Can SHA-256 be decrypted?
SHA-256 is one-way and cannot be reversed mathematically. The dictionary attack here tries every candidate in your wordlist, hashing each one with SHA-256 and comparing to the target. This is useful only for short, common, or predictable plaintexts — long random passwords are infeasible to recover.
How to verify a SHA-256 checksum on Windows / Mac / Linux?
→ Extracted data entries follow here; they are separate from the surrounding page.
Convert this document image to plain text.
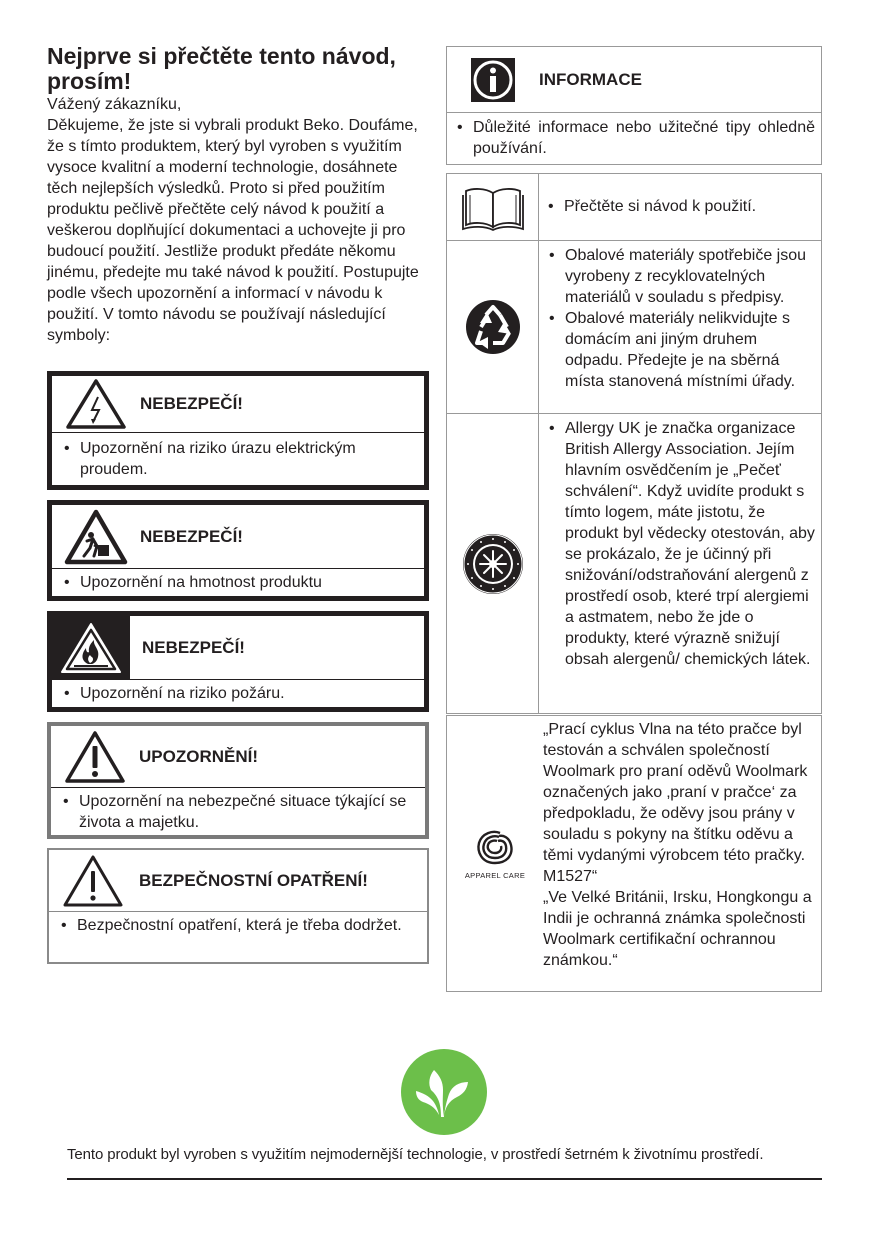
Nejprve si přečtěte tento návod, prosím!

Vážený zákazníku,

Děkujeme, že jste si vybrali produkt Beko. Doufáme, že s tímto produktem, který byl vyroben s využitím vysoce kvalitní a moderní technologie, dosáhnete těch nejlepších výsledků. Proto si před použitím produktu pečlivě přečtěte celý návod k použití a veškerou doplňující dokumentaci a uchovejte ji pro budoucí použití. Jestliže produkt předáte někomu jinému, předejte mu také návod k použití. Postupujte podle všech upozornění a informací v návodu k použití. V tomto návodu se používají následující symboly:

NEBEZPEČÍ!
• Upozornění na riziko úrazu elektrickým proudem.
NEBEZPEČÍ!
• Upozornění na hmotnost produktu
NEBEZPEČÍ!
• Upozornění na riziko požáru.
UPOZORNĚNÍ!
• Upozornění na nebezpečné situace týkající se života a majetku.
BEZPEČNOSTNÍ OPATŘENÍ!
• Bezpečnostní opatření, která je třeba dodržet.
INFORMACE
• Důležité informace nebo užitečné tipy ohledně používání.
• Přečtěte si návod k použití.
• Obalové materiály spotřebiče jsou vyrobeny z recyklovatelných materiálů v souladu s předpisy.
• Obalové materiály nelikvidujte s domácím ani jiným druhem odpadu. Předejte je na sběrná místa stanovená místními úřady.
• Allergy UK je značka organizace British Allergy Association. Jejím hlavním osvědčením je „Pečeť schválení“. Když uvidíte produkt s tímto logem, máte jistotu, že produkt byl vědecky otestován, aby se prokázalo, že je účinný při snižování/odstraňování alergenů z prostředí osob, které trpí alergiemi a astmatem, nebo že jde o produkty, které výrazně snižují obsah alergenů/ chemických látek.
APPAREL CARE

„Prací cyklus Vlna na této pračce byl testován a schválen společností Woolmark pro praní oděvů Woolmark označených jako ‚praní v pračce‘ za předpokladu, že oděvy jsou prány v souladu s pokyny na štítku oděvu a těmi vydanými výrobcem této pračky. M1527“

„Ve Velké Británii, Irsku, Hongkongu a Indii je ochranná známka společnosti Woolmark certifikační ochrannou známkou.“

Tento produkt byl vyroben s využitím nejmodernější technologie, v prostředí šetrném k životnímu prostředí.
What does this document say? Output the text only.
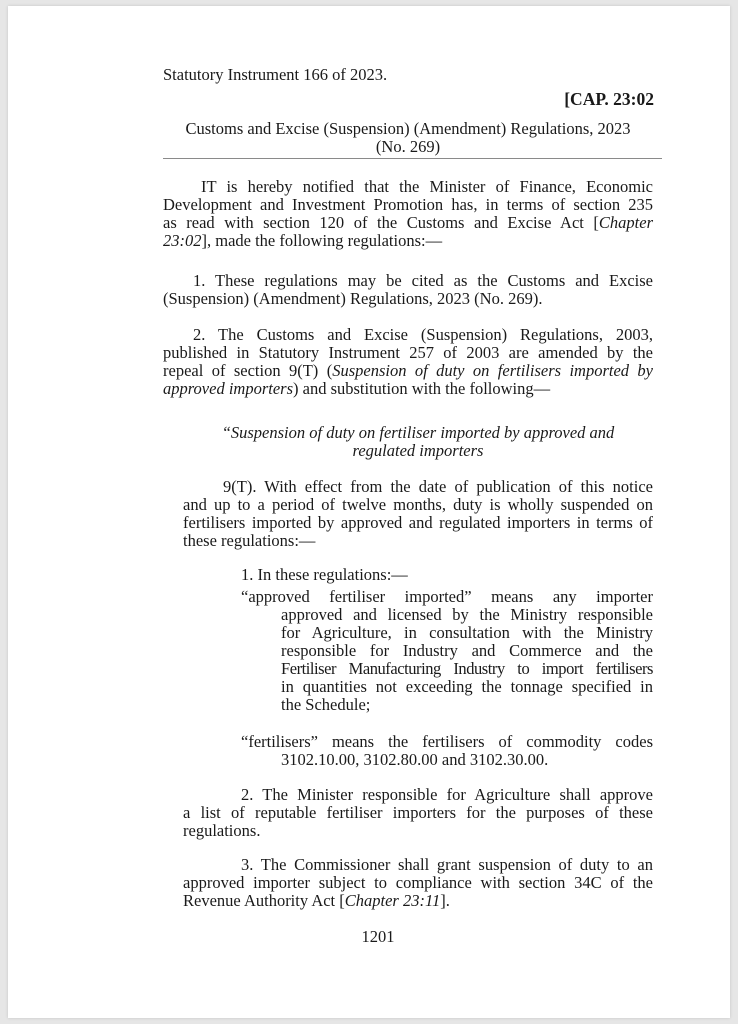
Statutory Instrument 166 of 2023.
[CAP. 23:02
Customs and Excise (Suspension) (Amendment) Regulations, 2023
(No. 269)
IT is hereby notified that the Minister of Finance, Economic
Development and Investment Promotion has, in terms of section 235
as read with section 120 of the Customs and Excise Act [Chapter
23:02], made the following regulations:—
1. These regulations may be cited as the Customs and Excise
(Suspension) (Amendment) Regulations, 2023 (No. 269).
2. The Customs and Excise (Suspension) Regulations, 2003,
published in Statutory Instrument 257 of 2003 are amended by the
repeal of section 9(T) (Suspension of duty on fertilisers imported by
approved importers) and substitution with the following—
“Suspension of duty on fertiliser imported by approved and
regulated importers
9(T). With effect from the date of publication of this notice
and up to a period of twelve months, duty is wholly suspended on
fertilisers imported by approved and regulated importers in terms of
these regulations:—
1. In these regulations:—
“approved fertiliser imported” means any importer
approved and licensed by the Ministry responsible
for Agriculture, in consultation with the Ministry
responsible for Industry and Commerce and the
Fertiliser Manufacturing Industry to import fertilisers
in quantities not exceeding the tonnage specified in
the Schedule;
“fertilisers” means the fertilisers of commodity codes
3102.10.00, 3102.80.00 and 3102.30.00.
2. The Minister responsible for Agriculture shall approve
a list of reputable fertiliser importers for the purposes of these
regulations.
3. The Commissioner shall grant suspension of duty to an
approved importer subject to compliance with section 34C of the
Revenue Authority Act [Chapter 23:11].
1201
Windows (PowerShell): Get-FileHash .\file.zip -Algorithm SHA256
macOS: shasum -a 256 file.zip
Linux: sha256sum file.zip
Is SHA-256 still secure in 2026?
Yes. SHA-256 is considered cryptographically secure — no practical collision or preimage attack is known. It remains the recommended default for new code. For ultra-high-value secrets consider SHA-3, BLAKE2b/3, or Argon2 (for password hashing).
SHA-256 vs SHA-512 — which should I use?
Both are members of SHA-2 and are equally secure. SHA-256 is more widely supported (TLS, JWT, code signing) and produces 64-hex output. SHA-512 is faster on 64-bit CPUs and produces 128-hex output — pick SHA-512 for very large files or 64-bit-native performance.
Is my data sent to a server?
No. All SHA-256 computation and dictionary attack run in your browser via the Web Crypto API. Your text, files, hashes, and wordlist never leave your device.